I pulled off my ID lanyard, tucked it into my pocket. If this was about human connection, institutional authority would only create barriers. My palms stayed steady as I smoothed my blazer, though my pulse was up.
The lock clicked—sharp, small.
Inside, Specter’s attention shifted to me fully. His focus landed and held. This close, I could see details the window had hidden. A thin scar along his jawline, neat and straight. Faint chemical burns on his forearms where tattoos might’ve been removed. The micro-tremor in his free hand that suggested recent neural stimulation.
“Dr. Selina Crawford.” Smoke and gravel in that voice, carrying an accent I couldn’t place. Not foreign, but deliberately obscured, like he’d trained himself to speak without origin. “Expert in cognitive reconstruction. Author of ‘Breaking theUnbreakable Mind.’ Guest lecturer at Columbia, currently on sabbatical due to ongoing research commitments. Though I suspect your real reason for leaving was more personal. Something that made you question whether all minds can truly be healed.”
I kept my expression neutral, though something cold settled in my chest.
“How do you…”
“Know about the work that makes you question your own methods?” He tilted his head, studying my reaction with cold curiosity. “SENTINEL’s files aren’t as secure as they think. Or maybe I’m remembering things I shouldn’t know. Hard to tell the difference anymore.”
Every instinct told me to run, but I took the chair positioned precisely at the limit of his reach. “If you’ve read my files, then you know I don’t give up easily.”

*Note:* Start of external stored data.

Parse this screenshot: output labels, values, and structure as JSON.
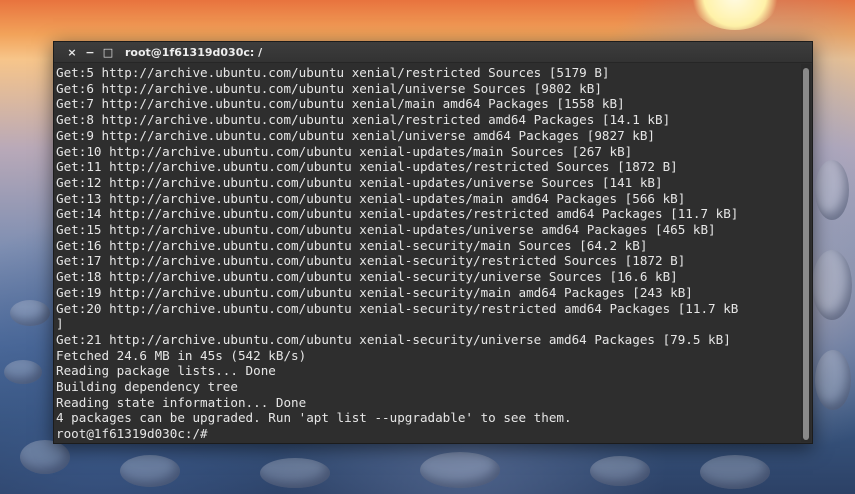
{
  "window": {
    "title": "root@1f61319d030c: /",
    "buttons": {
      "close": "×",
      "minimize": "−",
      "maximize": "□"
    }
  },
  "terminal": {
    "lines": [
      "Get:5 http://archive.ubuntu.com/ubuntu xenial/restricted Sources [5179 B]",
      "Get:6 http://archive.ubuntu.com/ubuntu xenial/universe Sources [9802 kB]",
      "Get:7 http://archive.ubuntu.com/ubuntu xenial/main amd64 Packages [1558 kB]",
      "Get:8 http://archive.ubuntu.com/ubuntu xenial/restricted amd64 Packages [14.1 kB]",
      "Get:9 http://archive.ubuntu.com/ubuntu xenial/universe amd64 Packages [9827 kB]",
      "Get:10 http://archive.ubuntu.com/ubuntu xenial-updates/main Sources [267 kB]",
      "Get:11 http://archive.ubuntu.com/ubuntu xenial-updates/restricted Sources [1872 B]",
      "Get:12 http://archive.ubuntu.com/ubuntu xenial-updates/universe Sources [141 kB]",
      "Get:13 http://archive.ubuntu.com/ubuntu xenial-updates/main amd64 Packages [566 kB]",
      "Get:14 http://archive.ubuntu.com/ubuntu xenial-updates/restricted amd64 Packages [11.7 kB]",
      "Get:15 http://archive.ubuntu.com/ubuntu xenial-updates/universe amd64 Packages [465 kB]",
      "Get:16 http://archive.ubuntu.com/ubuntu xenial-security/main Sources [64.2 kB]",
      "Get:17 http://archive.ubuntu.com/ubuntu xenial-security/restricted Sources [1872 B]",
      "Get:18 http://archive.ubuntu.com/ubuntu xenial-security/universe Sources [16.6 kB]",
      "Get:19 http://archive.ubuntu.com/ubuntu xenial-security/main amd64 Packages [243 kB]",
      "Get:20 http://archive.ubuntu.com/ubuntu xenial-security/restricted amd64 Packages [11.7 kB",
      "]",
      "Get:21 http://archive.ubuntu.com/ubuntu xenial-security/universe amd64 Packages [79.5 kB]",
      "Fetched 24.6 MB in 45s (542 kB/s)",
      "Reading package lists... Done",
      "Building dependency tree",
      "Reading state information... Done",
      "4 packages can be upgraded. Run 'apt list --upgradable' to see them.",
      "root@1f61319d030c:/#"
    ]
  },
  "icons": {
    "close": "close-icon",
    "minimize": "minimize-icon",
    "maximize": "maximize-icon"
  },
  "colors": {
    "terminal_bg": "#2e2e2e",
    "terminal_fg": "#e6e6e6",
    "titlebar_bg": "#3a3a3a",
    "scrollbar_thumb": "#8a8a8a"
  }
}
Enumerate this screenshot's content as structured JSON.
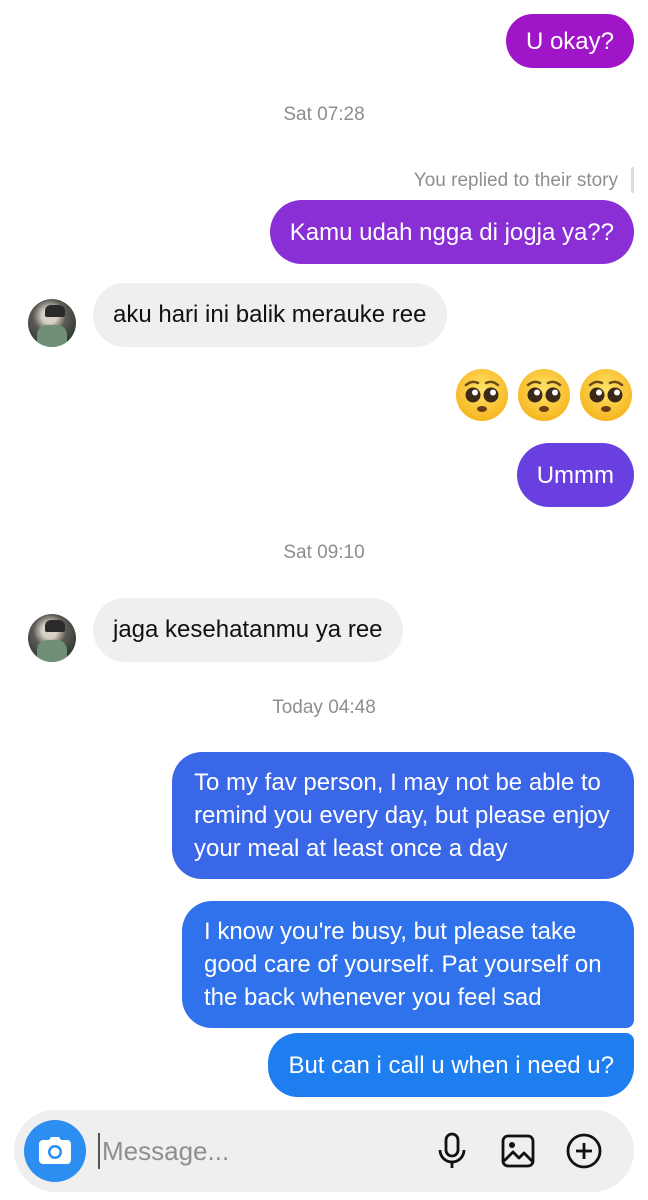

“No.” Something shifted in his expression: surprise, perhaps, or respect. “You don’t. Even when you should. Even when it costs you everything.” He leaned forward, the restraint pulling taut. “Tell me, Doctor, do you still have moments where you doubt your own judgment? When you wonder if some minds are meant to stay broken? Ever felt like you were flinching when someone moves too fast?”
My pulse quickened, but I kept my hands steady on my lap.
“We’re not here to discuss my methods.”
“Aren’t we?” He settled back, that disturbing smile curving at his lips again. “People like us spot each other. It’s why Dawson really chose you. Not for your expertise, but because you’ve been tested by failure too. You understand what it’s like to have your certainties shaken, to realize that some damage might be permanent.”
“Is that what happened to you? Someone convinced you that your original self wasn’t worth saving?”
“Someone.” The laugh came low and bitter. “Such a small word for such a large absence. I know there was a before. I can feel the shape of it, like a hole in my jaw where a tooth was pulled. But when I reach for it…” Fingers pressed to his temple, wincing. “Have you ever tried to remember a dream while you’re still dreaming it? The harder you grasp, the faster it dissolves.”
“The conditioning creates neural barriers. Your memories aren’t gone, just isolated. We can work on building bridges…”
“We.” He tested the word like wine. “You’ve already decided to help me. Even knowing what I am. Even knowing what I’ve done.”
“I don’t know what you’ve done.”
“I’ve killed people, Doctor. With these hands.” He flexed his free fingers, studying them with detached interest. “I remember the mechanics of it. How much pressure to collapse a windpipe. The angle required to slide a blade between ribs. The way a body goes slack when the brain stem is severed. Clinical knowledge, cleanly preserved. But the faces…” Those steel eyes found mine again. “The faces are smoke.”
“How does that make you feel?”
“You’re asking if I feel guilt? Remorse? Horror?” A pause for consideration. “I feel… curious. Like I’m reading someone else’s diary, trying to understand why they made the choices they did. Is that normal, Doctor? To be a stranger to your own sins?”
“In cases of severe dissociative conditioning, it’s expected. The mind protects itself by…”
“I don’t want protection.” The words came out sharp, hard. His whole body tensed, free fist tightening. “I want to remember. Even if it destroys me. Even if what I find is worse than this nothing.”
“Why?”
“Because someone stole my choices. My sins. My very self.” His volume dropped low. “And I want them back. All of them. Even the monstrous parts. Especially those.”
The conviction in his tone tightened something under my ribs. This wasn’t about redemption or healing. This was about reclamation. Ownership. He wanted his darkness back not to atone for it, but to possess it.
“And if recovering those memories breaks you completely?”
“Then at least I’ll break as myself.”
We stared at each other across the small space, and I recognized something in him I’d never admitted to seeing in a patient before: kinship. The desperate need to own your damage rather than be owned by it.
“I’ll help you. But we do this my way. No games. No manipulation. You want your memories back? Then you have to trust me.”
“Trust.” He savored the concept. “Such a fragile thing to ask of someone who can’t even trust himself.” His gaze held mine steadily. “But then again, you still trust, don’t you? Even after discovering that some patients can’t be saved, that some conditioning runs too deep. That’s what makes you dangerous, Doctor. You still believe in redemption.”